The ‘Jasmine’ revolution started in Tunisia and spread across the region as the Arab Spring while the Toxteth race riots, Liverpool 1981, followed earlier demonstrations in Brixton.
At the core of all of these was the need for equal opportunities. The British Library will host an event on Saturday 22 October to consider what characterises a protest wave and what happens afterwards. The race riots in the inner-city area of Toxteth, Liverpool in 1981 followed earlier demonstrations in Brixton. A small peaceful dissent or 'demand for answers' outside Tottenham police station in London started the recent UK riots. At the core of all of these were the need for the voicing of repressed individuals and the universal cry for equal opportunities.
The day will consider the historical pattern of treatment by the police towards Black Britons, the racialised nature of the movement of demonstrations from Brixton to Toxteth in 1981 and the interpretations in the media.

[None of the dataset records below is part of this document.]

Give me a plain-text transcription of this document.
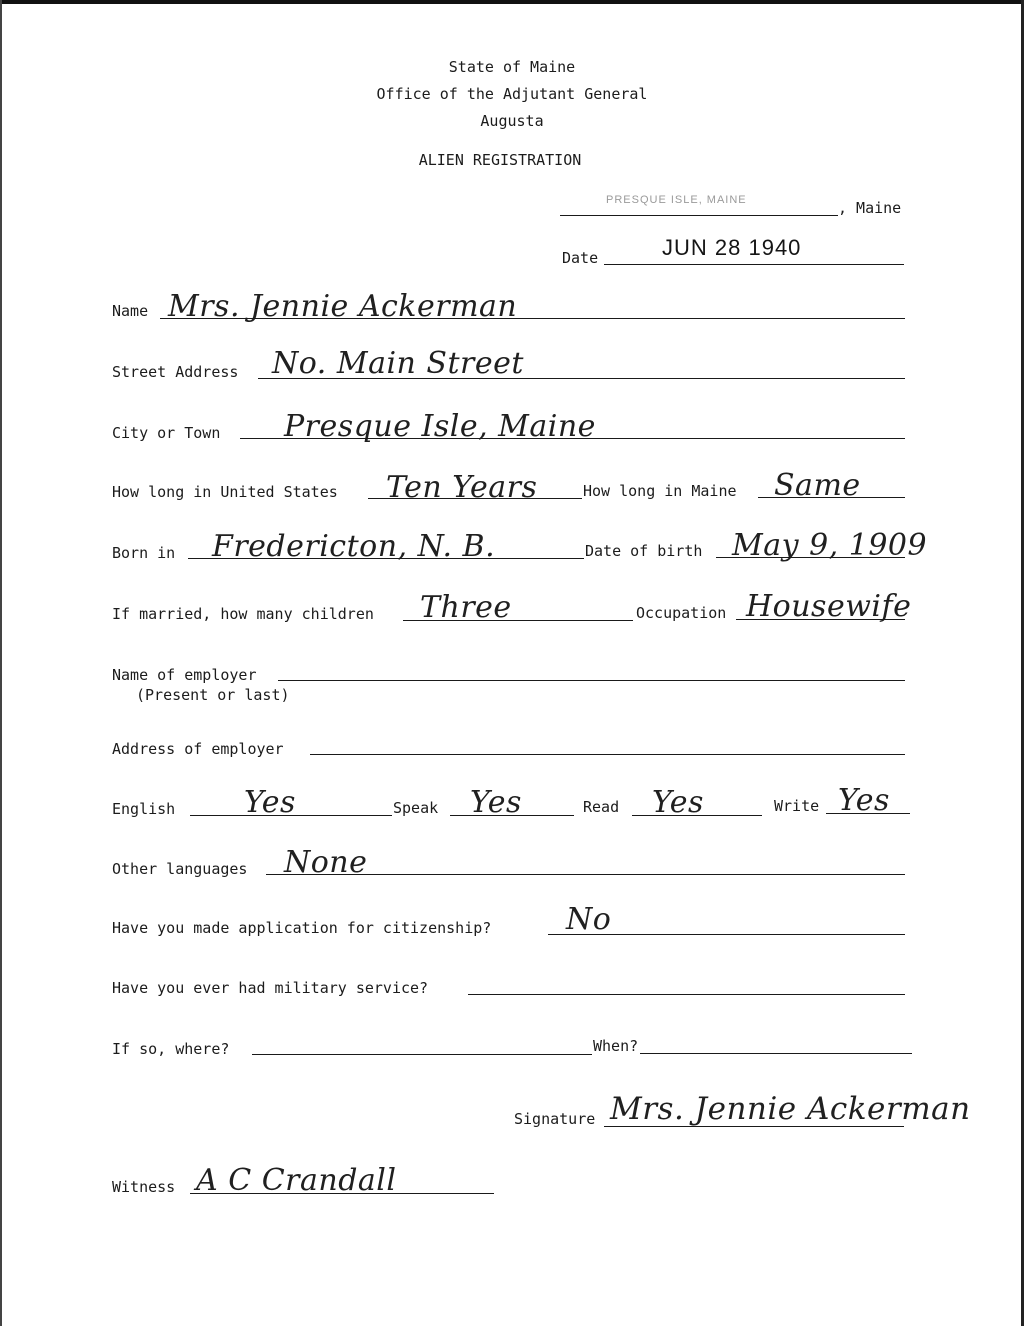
State of Maine
Office of the Adjutant General
Augusta
ALIEN REGISTRATION
PRESQUE ISLE, MAINE	, Maine
Date	JUN 28 1940
Name Mrs. Jennie Ackerman
Street Address No. Main Street
City or Town Presque Isle, Maine
How long in United States Ten Years	How long in Maine Same
Born in Fredericton, N. B.	Date of birth May 9, 1909
If married, how many children Three	Occupation Housewife
Name of employer
(Present or last)
Address of employer
English Yes	Speak Yes	Read Yes	Write Yes
Other languages None
Have you made application for citizenship? No
Have you ever had military service?
If so, where?	When?
Signature Mrs. Jennie Ackerman
Witness A C Crandall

Panel members from a wide professional and social background will discuss the catalyst of the wave across North African and the UK, acts of self-immolation, the velocity of cyber messages and other factors such as the effect of Barack Obama’s election on the newly shaped progressive intentions of Africans on the continent and in the Diaspora.
Some of the speakers on the day Bellavaria Riberio Addy, NUS student representative, Amina Annabi, Tunisian singer songwriter, Osama Diab, Egyptian journalist, blogger and producer, Matthew Ryder, human rights barrister and judge, Isis Thompson, documentary director, Zoe Whitley, Curator of contemporary programmes at the V&A and Simon Woolley, Operation Black Vote.